Andrea De Candia – Vita
Le ispirazioni sono le testimonianze del fatto che ho vissuto.
Le ispirazioni sono le testimonianze del fatto che ho vissuto.
Il mio star male sta bene così.
Spesso chi disprezza le scelte altrui è immemore del proprio passato.
Non esistono i cattivi: esistono quelli profondamente insicuri, eternamente fragili. Ecco: esistono i dannati.
Ancora non si conoscono le misure del talento.
La mia ombra è una vittima che vorrei colpire ogni volta, tanto che è scomoda. Ma mi si attacca ai piedi, così ritorta che puntualmente non riesco a raggiungerla.
Quando scrivo, carezzo l’idea di schiaffeggiarmi dolcemente.
Soffrire la solitudine in un preciso istante significa aver percepito troppa compagnia tutta insieme.
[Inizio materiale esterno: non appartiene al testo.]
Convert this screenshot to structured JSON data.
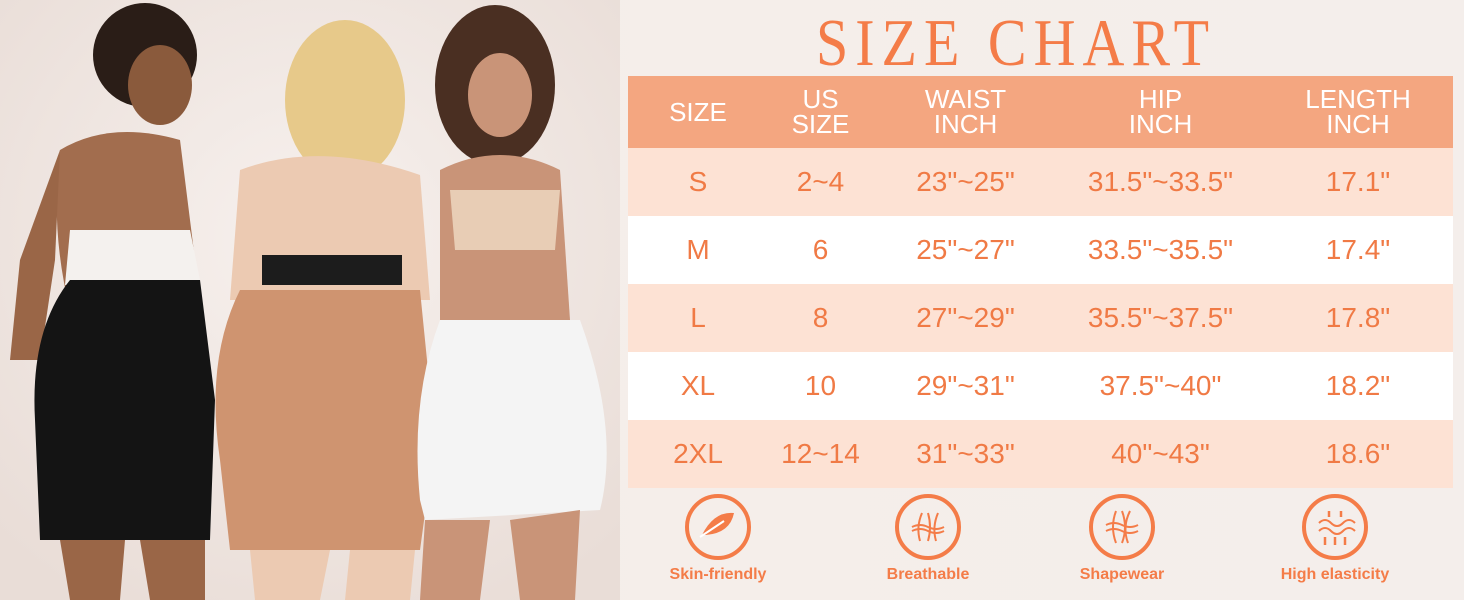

La mia vita è come sbucciare una cipolla: le tolgo ogni strato, mi spoglio di ogni illusione, poi continuo a tagliarla, sperando che man mano che si assottiglia, troverò uno scrigno, il cuore delle cose: l’autenticità. Ed ho tanta paura che mi scompaia dalle dita, così, all’improvviso.
Amo quelle persone che mi sono vicine da sempre, seppur nella lontananza, che ardono di orgoglio per me e non lo vanno a dire in giro gonfiandosi, quelle con cui ho un legame di sangue, il sangue difficilmente può tradirsi.
Nel cercare di capire i folli, anch’io finisco col diventare folle. Ma non è follia, anzi bellissima follia!
Non adoro né il freddo, né il caldo, ma il caldo nel freddo e il freddo nel caldo.
Nella vita mi capita di recitare. Quando sono solo.
Cerco di non dimenticare nulla perché ho paura che tutto mi dimentichi.
Mi vedo sempre assente per via della mia presenza.
Lo scrittore non deve mai scusarsi se usa con ripetuta insistenza alcune parole al posto di altre. Sai, i termini sono come le persone ed è normale che ad alcuni ci si è affezionati più che ad altri.
Non amo gli ambiziosi, quelli che mai lascerebbero il centro della strada, quelli che declamano la luce a voce alta. Amo chi sa dimettersi, chi sa sostare nell’ombra e sfiora i muri con i gomiti, chi tace di quei graffi e li porta dentro di sé, chi non rinfaccia mai lo spazio che ha ceduto.